Search & Retrieval

What is RAG (Retrieval-Augmented Generation)?

Retrieval-Augmented Generation (RAG) is an AI architecture that combines a retrieval system with a large language model (LLM). Instead of relying solely on the LLM’s training data, RAG first retrieves relevant documents from a knowledge base and passes them as context to the LLM, producing answers that are grounded in up-to-date, domain-specific information.

Why does RAG matter?

LLMs have two fundamental limitations when used alone:

Knowledge cutoff: they only know what was in their training data
Hallucination: they generate plausible-sounding but incorrect information when they don’t know the answer

RAG addresses both. By retrieving real documents at query time and passing them to the LLM, you ground the model’s output in your actual knowledge base. The model is no longer guessing; it’s summarising information you’ve given it.

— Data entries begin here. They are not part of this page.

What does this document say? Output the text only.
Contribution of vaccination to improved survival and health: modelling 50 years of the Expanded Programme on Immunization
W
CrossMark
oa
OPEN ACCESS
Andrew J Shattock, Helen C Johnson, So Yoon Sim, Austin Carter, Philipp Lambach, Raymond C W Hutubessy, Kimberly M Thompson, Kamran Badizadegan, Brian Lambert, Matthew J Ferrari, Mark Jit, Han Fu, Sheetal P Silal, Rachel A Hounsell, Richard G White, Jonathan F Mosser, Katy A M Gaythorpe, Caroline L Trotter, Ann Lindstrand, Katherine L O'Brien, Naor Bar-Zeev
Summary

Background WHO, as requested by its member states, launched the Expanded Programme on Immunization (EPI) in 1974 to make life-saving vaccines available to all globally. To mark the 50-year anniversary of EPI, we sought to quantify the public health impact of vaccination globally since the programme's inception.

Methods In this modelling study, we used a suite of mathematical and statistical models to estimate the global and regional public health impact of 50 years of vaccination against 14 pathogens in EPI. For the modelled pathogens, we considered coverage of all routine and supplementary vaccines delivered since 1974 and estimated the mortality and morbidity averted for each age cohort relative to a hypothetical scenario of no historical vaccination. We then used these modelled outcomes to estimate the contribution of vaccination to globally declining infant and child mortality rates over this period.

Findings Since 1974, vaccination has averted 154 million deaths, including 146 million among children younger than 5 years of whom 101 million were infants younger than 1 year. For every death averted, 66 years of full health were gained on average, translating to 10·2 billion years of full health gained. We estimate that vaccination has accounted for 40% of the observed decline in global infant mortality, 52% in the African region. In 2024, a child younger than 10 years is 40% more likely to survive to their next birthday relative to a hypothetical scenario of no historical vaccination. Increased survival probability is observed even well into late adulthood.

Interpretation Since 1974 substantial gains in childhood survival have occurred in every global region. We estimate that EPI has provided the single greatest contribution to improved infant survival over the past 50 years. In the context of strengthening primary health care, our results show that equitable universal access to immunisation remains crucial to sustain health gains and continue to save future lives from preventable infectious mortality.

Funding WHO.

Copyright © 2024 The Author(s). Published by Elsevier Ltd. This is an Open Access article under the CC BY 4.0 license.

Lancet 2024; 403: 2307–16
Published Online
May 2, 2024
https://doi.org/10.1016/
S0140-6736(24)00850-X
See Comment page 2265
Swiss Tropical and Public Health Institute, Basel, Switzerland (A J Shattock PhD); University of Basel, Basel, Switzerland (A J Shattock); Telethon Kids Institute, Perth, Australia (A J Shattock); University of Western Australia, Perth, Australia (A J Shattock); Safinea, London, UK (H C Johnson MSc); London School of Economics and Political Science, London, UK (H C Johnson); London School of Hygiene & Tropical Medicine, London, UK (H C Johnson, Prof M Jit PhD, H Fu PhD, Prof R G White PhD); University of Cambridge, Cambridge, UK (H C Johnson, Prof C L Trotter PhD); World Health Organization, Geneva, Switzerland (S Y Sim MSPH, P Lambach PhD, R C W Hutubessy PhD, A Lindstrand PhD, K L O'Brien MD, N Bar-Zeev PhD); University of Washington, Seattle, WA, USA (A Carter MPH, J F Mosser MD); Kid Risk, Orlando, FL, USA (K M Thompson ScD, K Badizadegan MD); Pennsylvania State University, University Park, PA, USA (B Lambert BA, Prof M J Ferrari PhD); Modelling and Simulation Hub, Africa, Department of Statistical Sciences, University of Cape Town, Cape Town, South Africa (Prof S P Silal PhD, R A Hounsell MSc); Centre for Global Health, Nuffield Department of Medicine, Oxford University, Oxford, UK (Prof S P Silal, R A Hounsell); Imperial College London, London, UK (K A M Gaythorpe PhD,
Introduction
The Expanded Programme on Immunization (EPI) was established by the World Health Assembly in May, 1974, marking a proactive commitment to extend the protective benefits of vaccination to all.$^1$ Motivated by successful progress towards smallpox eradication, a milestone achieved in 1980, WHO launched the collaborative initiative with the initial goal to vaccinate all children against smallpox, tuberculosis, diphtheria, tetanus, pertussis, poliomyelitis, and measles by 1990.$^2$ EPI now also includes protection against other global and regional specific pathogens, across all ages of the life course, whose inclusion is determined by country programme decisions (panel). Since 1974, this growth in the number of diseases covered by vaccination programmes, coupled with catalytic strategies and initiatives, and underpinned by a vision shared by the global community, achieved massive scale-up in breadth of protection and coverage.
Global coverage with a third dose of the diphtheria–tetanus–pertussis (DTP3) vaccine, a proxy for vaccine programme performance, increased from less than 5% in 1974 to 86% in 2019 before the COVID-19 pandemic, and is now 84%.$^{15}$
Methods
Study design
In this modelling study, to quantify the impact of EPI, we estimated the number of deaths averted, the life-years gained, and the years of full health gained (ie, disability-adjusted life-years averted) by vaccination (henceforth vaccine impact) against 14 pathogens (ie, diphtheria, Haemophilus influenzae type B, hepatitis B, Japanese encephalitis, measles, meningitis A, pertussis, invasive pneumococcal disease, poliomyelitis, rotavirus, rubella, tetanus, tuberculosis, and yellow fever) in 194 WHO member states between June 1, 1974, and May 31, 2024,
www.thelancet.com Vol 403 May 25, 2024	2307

This makes RAG the standard architecture for enterprise AI applications: customer support bots, document Q&A, legal research tools, and internal knowledge assistants.

How does RAG work?

A RAG pipeline has three main stages:

1. Indexing (offline)

Split documents into chunks
Encode each chunk into a vector embedding using an embedding model
Store chunks and their vectors in a vector database

2. Retrieval (at query time)

Encode the user’s query into a vector
Search the vector database for the most relevant chunks
Optionally rerank the top-k results for higher precision

3. Generation

Pass the retrieved chunks + the user’s query to an LLM as context
The LLM generates an answer grounded in the retrieved documents

User query
    │
    ▼
[Embedding model] ──► query vector
    │
    ▼
[Vector DB] ──► top-k relevant chunks
    │
    ▼
[Optional: Reranker] ──► reordered chunks
    │
    ▼
[LLM] ──► grounded answer

How does SIE fit into a RAG pipeline?

SIE handles the inference-heavy steps: embedding and reranking. Both are computationally expensive at scale, and managed API pricing (per-token) becomes costly quickly.

from sie_sdk import SIEClient
from sie_sdk.types import Item

client = SIEClient("http://localhost:8080")

# Indexing: encode document chunks
chunk_results = client.encode(
    "BAAI/bge-m3",
    [Item(text=c) for c in document_chunks],
)
chunk_vectors = [r["dense"] for r in chunk_results]

# Retrieval: encode query
query_vector = client.encode("BAAI/bge-m3", Item(text=user_query), is_query=True)["dense"]

# Retrieve from vector DB, then rerank
candidates = vector_db.search(query_vector, top_k=50)
score_result = client.score(
    "BAAI/bge-reranker-v2-m3",
    Item(text=user_query),
    [Item(id=str(i), text=c.text) for i, c in enumerate(candidates)],
)

Because SIE is self-hosted in your AWS or GCP environment, your documents never leave your infrastructure, which is critical for regulated industries.

RAG vs fine-tuning

	RAG	Fine-tuning
Knowledge updates	Real-time (re-index)	Requires retraining
Domain adaptation	Via retrieval	Baked into weights
Cost to update	Low	High
Handles private data	✓	Risky
Best for	Dynamic knowledge bases	Consistent style/behaviour

For most enterprise use cases, RAG is the right choice. Fine-tuning is complementary for adapting model tone or behaviour, not for keeping knowledge current.

Common RAG failure modes

Poor retrieval quality: if the wrong chunks are retrieved, the LLM has bad context. Fix with better embedding models, hybrid search, or reranking.

Chunks too large or too small: overlapping chunks of 256-512 tokens work well for most document types. Experiment with chunking strategy for your domain.

Context window overflow: passing too many chunks exceeds the LLM’s context limit. Reranking lets you select only the most relevant chunks.

Outdated index: re-index frequently updated documents on a schedule to keep retrieval fresh.

Frequently asked questions

What’s the difference between RAG and semantic search? Semantic search retrieves relevant documents. RAG takes that a step further by passing those documents to an LLM to generate a synthesised answer.

Do I need a GPU to run RAG? The LLM step can be CPU-heavy or GPU-dependent. For the embedding and reranking steps, SIE uses GPU efficiently via batching, and supports spot GPUs to reduce cost.

What vector databases work with SIE for RAG? SIE integrates with Qdrant, Weaviate, Chroma, and Haystack out of the box.